Great for Cold Mornings, Afternoons, and Nights

Water
1/3 Cup Chili Powder (I use Chugwater)
1tbsp Black Pepper
1 1/2 tbsp Cumin
2 Cans Stewed Tomatoes
1 Medium to Large Onion chopped
3 Cans of Bean (Your choice of beans - Kidneys are always a staple in my book)

Meat and other ingredient options
Gotta have meat!!!
2lbs Ground Buffalo, Beef, Pork, or Ostrich (Buffalo and Ostrich are AWESOME)

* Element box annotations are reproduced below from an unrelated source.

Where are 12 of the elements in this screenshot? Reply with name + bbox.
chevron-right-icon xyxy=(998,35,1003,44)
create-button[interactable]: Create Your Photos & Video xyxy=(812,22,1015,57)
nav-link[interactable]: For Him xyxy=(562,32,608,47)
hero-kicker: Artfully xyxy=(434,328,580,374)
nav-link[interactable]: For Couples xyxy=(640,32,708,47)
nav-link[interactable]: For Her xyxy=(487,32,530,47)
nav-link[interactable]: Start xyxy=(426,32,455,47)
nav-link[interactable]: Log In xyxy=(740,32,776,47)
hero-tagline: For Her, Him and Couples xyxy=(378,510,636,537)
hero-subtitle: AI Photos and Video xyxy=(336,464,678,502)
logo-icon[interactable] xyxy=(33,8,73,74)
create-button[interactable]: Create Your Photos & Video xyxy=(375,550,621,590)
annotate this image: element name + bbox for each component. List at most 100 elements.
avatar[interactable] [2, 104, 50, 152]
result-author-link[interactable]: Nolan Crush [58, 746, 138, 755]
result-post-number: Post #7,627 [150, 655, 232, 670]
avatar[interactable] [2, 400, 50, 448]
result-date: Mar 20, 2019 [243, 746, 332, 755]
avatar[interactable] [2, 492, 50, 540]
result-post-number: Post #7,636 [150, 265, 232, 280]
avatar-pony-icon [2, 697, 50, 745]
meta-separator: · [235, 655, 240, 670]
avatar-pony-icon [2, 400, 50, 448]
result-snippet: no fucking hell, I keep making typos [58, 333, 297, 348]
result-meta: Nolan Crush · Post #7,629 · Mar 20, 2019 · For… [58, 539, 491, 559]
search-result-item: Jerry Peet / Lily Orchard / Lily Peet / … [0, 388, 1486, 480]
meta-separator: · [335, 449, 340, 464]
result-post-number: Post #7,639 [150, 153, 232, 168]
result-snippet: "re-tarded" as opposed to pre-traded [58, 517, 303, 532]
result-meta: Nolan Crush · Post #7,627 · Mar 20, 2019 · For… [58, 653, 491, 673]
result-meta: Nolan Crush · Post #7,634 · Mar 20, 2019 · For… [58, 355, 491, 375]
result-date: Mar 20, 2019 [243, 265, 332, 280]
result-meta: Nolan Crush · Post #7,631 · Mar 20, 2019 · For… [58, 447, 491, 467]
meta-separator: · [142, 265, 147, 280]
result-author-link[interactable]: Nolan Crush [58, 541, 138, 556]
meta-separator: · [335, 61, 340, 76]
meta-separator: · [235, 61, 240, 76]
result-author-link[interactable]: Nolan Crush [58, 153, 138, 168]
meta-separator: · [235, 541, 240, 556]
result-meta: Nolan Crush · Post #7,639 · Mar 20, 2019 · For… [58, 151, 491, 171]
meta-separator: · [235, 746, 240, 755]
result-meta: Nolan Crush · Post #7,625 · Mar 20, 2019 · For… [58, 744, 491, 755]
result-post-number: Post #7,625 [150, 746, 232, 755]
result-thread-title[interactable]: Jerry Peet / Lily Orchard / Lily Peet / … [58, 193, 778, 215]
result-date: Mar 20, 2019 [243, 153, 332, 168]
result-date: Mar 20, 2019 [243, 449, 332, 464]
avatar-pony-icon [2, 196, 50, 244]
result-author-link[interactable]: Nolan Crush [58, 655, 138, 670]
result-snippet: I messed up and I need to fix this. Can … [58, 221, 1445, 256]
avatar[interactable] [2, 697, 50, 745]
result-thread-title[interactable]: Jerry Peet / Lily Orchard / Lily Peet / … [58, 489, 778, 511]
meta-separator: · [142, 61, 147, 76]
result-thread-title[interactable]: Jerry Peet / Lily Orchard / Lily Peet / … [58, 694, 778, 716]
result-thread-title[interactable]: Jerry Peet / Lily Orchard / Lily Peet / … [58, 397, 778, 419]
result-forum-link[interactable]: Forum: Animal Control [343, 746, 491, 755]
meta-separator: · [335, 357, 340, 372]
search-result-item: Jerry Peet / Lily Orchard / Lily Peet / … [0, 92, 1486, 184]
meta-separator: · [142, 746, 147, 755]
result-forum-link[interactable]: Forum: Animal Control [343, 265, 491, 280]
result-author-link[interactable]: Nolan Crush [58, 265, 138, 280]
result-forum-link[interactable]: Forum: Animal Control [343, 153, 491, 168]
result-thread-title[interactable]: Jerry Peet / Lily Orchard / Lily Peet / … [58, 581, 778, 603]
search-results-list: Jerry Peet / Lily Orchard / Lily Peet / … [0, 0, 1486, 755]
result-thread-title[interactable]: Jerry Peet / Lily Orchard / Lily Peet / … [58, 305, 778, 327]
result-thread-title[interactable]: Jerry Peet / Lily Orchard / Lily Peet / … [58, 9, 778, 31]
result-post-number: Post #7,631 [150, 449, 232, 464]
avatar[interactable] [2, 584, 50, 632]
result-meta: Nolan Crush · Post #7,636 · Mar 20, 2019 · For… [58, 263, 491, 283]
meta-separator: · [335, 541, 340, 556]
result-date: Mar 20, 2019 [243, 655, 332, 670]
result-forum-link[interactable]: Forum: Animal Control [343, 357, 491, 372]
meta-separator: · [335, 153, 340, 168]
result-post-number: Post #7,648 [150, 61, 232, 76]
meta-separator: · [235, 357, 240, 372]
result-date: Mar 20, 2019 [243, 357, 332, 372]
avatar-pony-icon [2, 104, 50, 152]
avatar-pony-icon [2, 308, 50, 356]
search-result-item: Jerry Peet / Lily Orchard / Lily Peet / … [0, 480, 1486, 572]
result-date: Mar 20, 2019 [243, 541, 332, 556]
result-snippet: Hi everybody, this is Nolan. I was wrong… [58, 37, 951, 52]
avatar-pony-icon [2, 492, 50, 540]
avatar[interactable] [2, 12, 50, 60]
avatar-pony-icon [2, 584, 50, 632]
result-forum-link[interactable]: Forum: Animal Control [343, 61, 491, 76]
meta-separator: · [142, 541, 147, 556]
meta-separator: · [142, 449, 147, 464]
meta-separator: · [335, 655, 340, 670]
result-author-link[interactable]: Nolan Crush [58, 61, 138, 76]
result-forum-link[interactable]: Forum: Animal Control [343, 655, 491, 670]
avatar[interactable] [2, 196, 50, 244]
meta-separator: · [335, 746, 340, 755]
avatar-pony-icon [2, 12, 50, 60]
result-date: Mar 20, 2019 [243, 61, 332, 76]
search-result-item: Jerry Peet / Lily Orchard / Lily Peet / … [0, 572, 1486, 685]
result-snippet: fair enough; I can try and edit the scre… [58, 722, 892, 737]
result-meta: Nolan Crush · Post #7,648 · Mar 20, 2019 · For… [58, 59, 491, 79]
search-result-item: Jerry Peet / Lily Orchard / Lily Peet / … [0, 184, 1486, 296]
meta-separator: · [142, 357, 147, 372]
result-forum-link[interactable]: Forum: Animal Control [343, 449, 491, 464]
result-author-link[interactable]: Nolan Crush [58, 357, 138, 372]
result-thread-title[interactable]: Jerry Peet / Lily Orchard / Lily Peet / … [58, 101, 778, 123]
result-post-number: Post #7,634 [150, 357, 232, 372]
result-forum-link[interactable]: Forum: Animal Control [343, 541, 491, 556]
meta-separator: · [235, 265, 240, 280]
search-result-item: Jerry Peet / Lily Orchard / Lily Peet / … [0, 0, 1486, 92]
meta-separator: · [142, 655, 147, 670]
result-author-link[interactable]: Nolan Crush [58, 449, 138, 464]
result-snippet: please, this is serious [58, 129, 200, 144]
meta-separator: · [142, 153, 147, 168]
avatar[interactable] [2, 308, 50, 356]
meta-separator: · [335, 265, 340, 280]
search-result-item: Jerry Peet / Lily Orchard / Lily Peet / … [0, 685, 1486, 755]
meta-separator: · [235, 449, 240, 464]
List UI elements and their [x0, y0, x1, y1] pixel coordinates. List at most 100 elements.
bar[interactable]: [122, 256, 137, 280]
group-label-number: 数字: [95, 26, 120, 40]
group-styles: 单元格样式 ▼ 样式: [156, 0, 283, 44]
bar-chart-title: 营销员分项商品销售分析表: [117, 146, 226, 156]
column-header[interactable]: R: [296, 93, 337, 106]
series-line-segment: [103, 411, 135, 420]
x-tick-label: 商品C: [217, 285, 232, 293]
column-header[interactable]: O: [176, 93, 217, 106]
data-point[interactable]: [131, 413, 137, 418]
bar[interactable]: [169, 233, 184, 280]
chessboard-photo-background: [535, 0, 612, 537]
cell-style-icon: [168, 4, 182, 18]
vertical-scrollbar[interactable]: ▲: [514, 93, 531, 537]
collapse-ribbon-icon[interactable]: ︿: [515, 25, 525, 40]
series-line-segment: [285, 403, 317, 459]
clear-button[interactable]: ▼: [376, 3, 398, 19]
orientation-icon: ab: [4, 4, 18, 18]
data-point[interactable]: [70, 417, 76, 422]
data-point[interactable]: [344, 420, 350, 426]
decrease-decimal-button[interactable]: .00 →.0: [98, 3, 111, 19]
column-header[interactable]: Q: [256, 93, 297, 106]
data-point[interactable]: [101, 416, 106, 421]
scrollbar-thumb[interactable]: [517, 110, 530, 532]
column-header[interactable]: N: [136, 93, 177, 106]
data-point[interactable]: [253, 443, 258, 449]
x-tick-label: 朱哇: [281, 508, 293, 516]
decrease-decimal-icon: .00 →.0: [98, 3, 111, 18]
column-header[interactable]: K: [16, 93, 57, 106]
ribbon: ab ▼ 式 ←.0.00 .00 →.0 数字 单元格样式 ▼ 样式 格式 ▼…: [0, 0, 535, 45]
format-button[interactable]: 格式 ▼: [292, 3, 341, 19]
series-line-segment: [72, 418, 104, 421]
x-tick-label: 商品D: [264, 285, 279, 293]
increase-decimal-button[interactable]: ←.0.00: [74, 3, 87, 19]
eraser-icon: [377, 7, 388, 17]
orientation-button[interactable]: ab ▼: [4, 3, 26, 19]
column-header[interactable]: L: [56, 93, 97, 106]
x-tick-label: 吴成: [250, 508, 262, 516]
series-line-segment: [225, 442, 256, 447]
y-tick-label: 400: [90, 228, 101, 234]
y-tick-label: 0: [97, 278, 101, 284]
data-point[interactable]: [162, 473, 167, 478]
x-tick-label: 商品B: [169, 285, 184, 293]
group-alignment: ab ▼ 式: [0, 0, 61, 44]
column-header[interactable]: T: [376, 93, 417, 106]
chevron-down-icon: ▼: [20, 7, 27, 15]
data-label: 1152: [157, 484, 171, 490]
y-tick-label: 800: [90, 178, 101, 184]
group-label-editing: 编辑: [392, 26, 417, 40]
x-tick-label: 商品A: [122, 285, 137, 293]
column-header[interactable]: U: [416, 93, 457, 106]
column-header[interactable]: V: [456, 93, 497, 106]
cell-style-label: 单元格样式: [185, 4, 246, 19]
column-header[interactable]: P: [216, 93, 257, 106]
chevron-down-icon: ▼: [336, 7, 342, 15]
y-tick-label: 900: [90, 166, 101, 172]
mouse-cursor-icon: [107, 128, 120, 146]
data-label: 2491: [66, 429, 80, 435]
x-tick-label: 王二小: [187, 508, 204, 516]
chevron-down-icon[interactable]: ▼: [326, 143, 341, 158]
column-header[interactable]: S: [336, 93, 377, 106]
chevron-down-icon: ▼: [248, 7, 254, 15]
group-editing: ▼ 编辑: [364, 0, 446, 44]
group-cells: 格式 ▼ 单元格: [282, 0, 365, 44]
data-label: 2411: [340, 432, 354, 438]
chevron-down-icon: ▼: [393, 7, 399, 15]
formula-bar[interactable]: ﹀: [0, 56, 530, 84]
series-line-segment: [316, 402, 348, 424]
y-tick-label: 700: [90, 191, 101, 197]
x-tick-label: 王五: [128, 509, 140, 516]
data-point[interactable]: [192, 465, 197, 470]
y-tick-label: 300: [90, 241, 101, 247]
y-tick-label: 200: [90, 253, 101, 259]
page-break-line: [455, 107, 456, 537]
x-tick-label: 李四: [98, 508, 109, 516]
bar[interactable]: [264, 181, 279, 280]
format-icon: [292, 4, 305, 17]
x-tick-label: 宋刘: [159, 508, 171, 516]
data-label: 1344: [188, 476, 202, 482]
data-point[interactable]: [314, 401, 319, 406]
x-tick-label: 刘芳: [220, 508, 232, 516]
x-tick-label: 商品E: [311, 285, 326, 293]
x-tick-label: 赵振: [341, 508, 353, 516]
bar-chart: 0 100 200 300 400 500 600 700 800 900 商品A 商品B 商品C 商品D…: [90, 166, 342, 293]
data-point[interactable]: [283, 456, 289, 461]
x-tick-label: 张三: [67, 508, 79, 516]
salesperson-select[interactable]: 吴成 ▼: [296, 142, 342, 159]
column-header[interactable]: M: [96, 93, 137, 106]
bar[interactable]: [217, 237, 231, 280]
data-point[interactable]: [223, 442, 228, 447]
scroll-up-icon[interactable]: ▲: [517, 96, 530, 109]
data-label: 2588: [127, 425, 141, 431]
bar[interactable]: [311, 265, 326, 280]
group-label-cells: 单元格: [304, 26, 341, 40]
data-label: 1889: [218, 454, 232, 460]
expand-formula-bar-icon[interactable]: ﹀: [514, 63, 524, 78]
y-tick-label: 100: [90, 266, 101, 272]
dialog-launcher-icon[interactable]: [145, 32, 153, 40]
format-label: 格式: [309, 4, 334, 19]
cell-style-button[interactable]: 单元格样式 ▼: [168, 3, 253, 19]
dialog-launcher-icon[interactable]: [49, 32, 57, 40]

1 to 2 Fresh Jalapeno (Roasted, and skinned then chopped)
1 Can Beer
Minced Garlic (to taste)

Heat levels:
(Substitute the Jalapeno)
Atomic - Habanero
Fire - Serrano

Cooking:

Roast Jalapeno over flame or nearly touching the electric burner or under the broiler in the oven. When completely charred let the chili cool. Peel skin, cut stem, and dice.

Brown meat and drain excess grease.

Mix Onions, tomatoes, all spices, peppers, and fill with water. Boil for 30 minutes to an hour (or longer if the beer ratio is set for 2 injested every 20 minutes). Lower temp and simmer to combine all flavors.